De mogelijkheid voor de NRI om van een exploitant te eisen dat hij zijn tarieven jaarlijks actualiseert en om deze tarieven aan een periodieke toetsing te onderwerpen vormt een inmenging in de uitoefening van het recht dat door artikel 16 van het Handvest is gewaarborgd. Zij moet dan ook, krachtens artikel 52, lid 1, van het Handvest, bij wet zijn voorzien, de wezenlijke inhoud van het door dit artikel 16 gewaarborgde recht eerbiedigen en, met inachtneming van het evenredigheidsbeginsel, noodzakelijk zijn en daadwerkelijk beantwoorden aan door de Unie erkende doelstellingen van algemeen belang of aan de eisen van de bescherming van de rechten en vrijheden van anderen (zie in die zin arresten van 22 januari 2013, Sky Österreich,C‑283/11, EU:C:2013:28, punten 46‑48, en 21 december 2016, AGET Iraklis,C‑201/15, EU:C:2016:972, punt 70en aldaar aangehaalde rechtspraak). Zo is het aan de nationale rechterlijke instantie om na te gaan of de verplichting de prijzen jaarlijks aan te passen in overeenstemming is met het in artikel 8, lid 4, van de toegangsrichtlijn bedoelde vereiste van evenredigheid, voor zover deze verplichting noodzakelijk is ter verwezenlijking van de doelstellingen die in het bovenstaande punt zijn vermeld.
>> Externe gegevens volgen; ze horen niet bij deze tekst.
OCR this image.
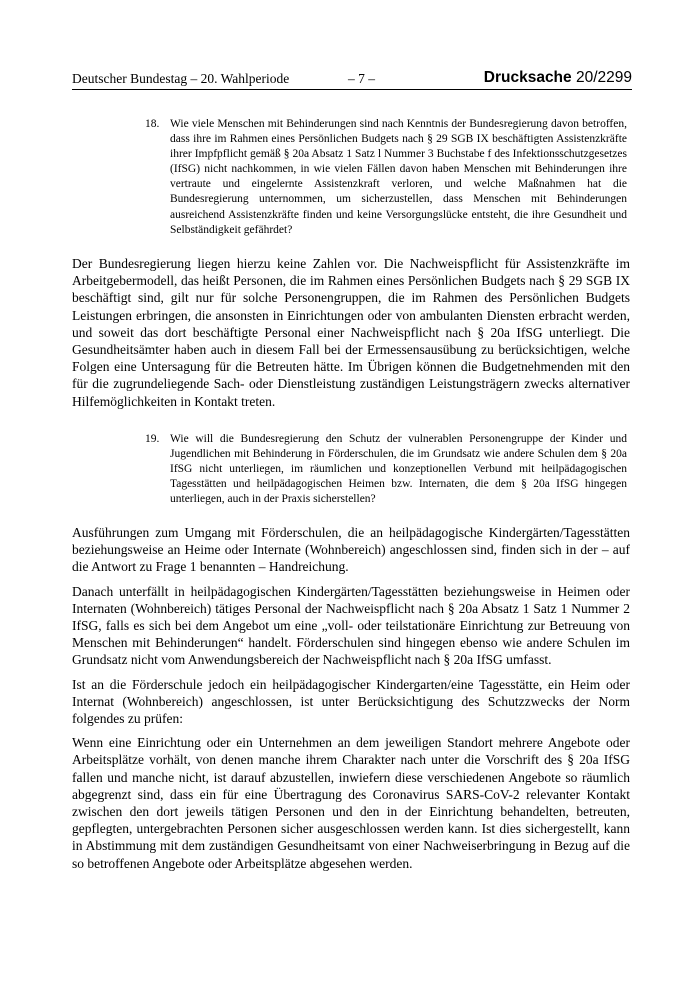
Deutscher Bundestag – 20. Wahlperiode	– 7 –	Drucksache 20/2299
18. Wie viele Menschen mit Behinderungen sind nach Kenntnis der Bundesregierung davon betroffen, dass ihre im Rahmen eines Persönlichen Budgets nach § 29 SGB IX beschäftigten Assistenzkräfte ihrer Impfpflicht gemäß § 20a Absatz 1 Satz l Nummer 3 Buchstabe f des Infektionsschutzgesetzes (IfSG) nicht nachkommen, in wie vielen Fällen davon haben Menschen mit Behinderungen ihre vertraute und eingelernte Assistenzkraft verloren, und welche Maßnahmen hat die Bundesregierung unternommen, um sicherzustellen, dass Menschen mit Behinderungen ausreichend Assistenzkräfte finden und keine Versorgungslücke entsteht, die ihre Gesundheit und Selbständigkeit gefährdet?

Der Bundesregierung liegen hierzu keine Zahlen vor. Die Nachweispflicht für Assistenzkräfte im Arbeitgebermodell, das heißt Personen, die im Rahmen eines Persönlichen Budgets nach § 29 SGB IX beschäftigt sind, gilt nur für solche Personengruppen, die im Rahmen des Persönlichen Budgets Leistungen erbringen, die ansonsten in Einrichtungen oder von ambulanten Diensten erbracht werden, und soweit das dort beschäftigte Personal einer Nachweispflicht nach § 20a IfSG unterliegt. Die Gesundheitsämter haben auch in diesem Fall bei der Ermessensausübung zu berücksichtigen, welche Folgen eine Untersagung für die Betreuten hätte. Im Übrigen können die Budgetnehmenden mit den für die zugrundeliegende Sach- oder Dienstleistung zuständigen Leistungsträgern zwecks alternativer Hilfemöglichkeiten in Kontakt treten.

19. Wie will die Bundesregierung den Schutz der vulnerablen Personengruppe der Kinder und Jugendlichen mit Behinderung in Förderschulen, die im Grundsatz wie andere Schulen dem § 20a IfSG nicht unterliegen, im räumlichen und konzeptionellen Verbund mit heilpädagogischen Tagesstätten und heilpädagogischen Heimen bzw. Internaten, die dem § 20a IfSG hingegen unterliegen, auch in der Praxis sicherstellen?

Ausführungen zum Umgang mit Förderschulen, die an heilpädagogische Kindergärten/Tagesstätten beziehungsweise an Heime oder Internate (Wohnbereich) angeschlossen sind, finden sich in der – auf die Antwort zu Frage 1 benannten – Handreichung.

Danach unterfällt in heilpädagogischen Kindergärten/Tagesstätten beziehungsweise in Heimen oder Internaten (Wohnbereich) tätiges Personal der Nachweispflicht nach § 20a Absatz 1 Satz 1 Nummer 2 IfSG, falls es sich bei dem Angebot um eine „voll- oder teilstationäre Einrichtung zur Betreuung von Menschen mit Behinderungen“ handelt. Förderschulen sind hingegen ebenso wie andere Schulen im Grundsatz nicht vom Anwendungsbereich der Nachweispflicht nach § 20a IfSG umfasst.

Ist an die Förderschule jedoch ein heilpädagogischer Kindergarten/eine Tagesstätte, ein Heim oder Internat (Wohnbereich) angeschlossen, ist unter Berücksichtigung des Schutzzwecks der Norm folgendes zu prüfen:

Wenn eine Einrichtung oder ein Unternehmen an dem jeweiligen Standort mehrere Angebote oder Arbeitsplätze vorhält, von denen manche ihrem Charakter nach unter die Vorschrift des § 20a IfSG fallen und manche nicht, ist darauf abzustellen, inwiefern diese verschiedenen Angebote so räumlich abgegrenzt sind, dass ein für eine Übertragung des Coronavirus SARS-CoV-2 relevanter Kontakt zwischen den dort jeweils tätigen Personen und den in der Einrichtung behandelten, betreuten, gepflegten, untergebrachten Personen sicher ausgeschlossen werden kann. Ist dies sichergestellt, kann in Abstimmung mit dem zuständigen Gesundheitsamt von einer Nachweiserbringung in Bezug auf die so betroffenen Angebote oder Arbeitsplätze abgesehen werden.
(zie punten 51, 53, 55, dictum 2)
Artikel 13, lid 3, van richtlijn 2002/19 moet aldus worden uitgelegd dat, wanneer aan een exploitant een verplichting tot kostenoriëntering van prijzen is opgelegd op basis van artikel 13, lid 1, van deze richtlijn, deze exploitant kan worden verplicht zijn prijzen aan te passen voordat of nadat hij deze is gaan toepassen.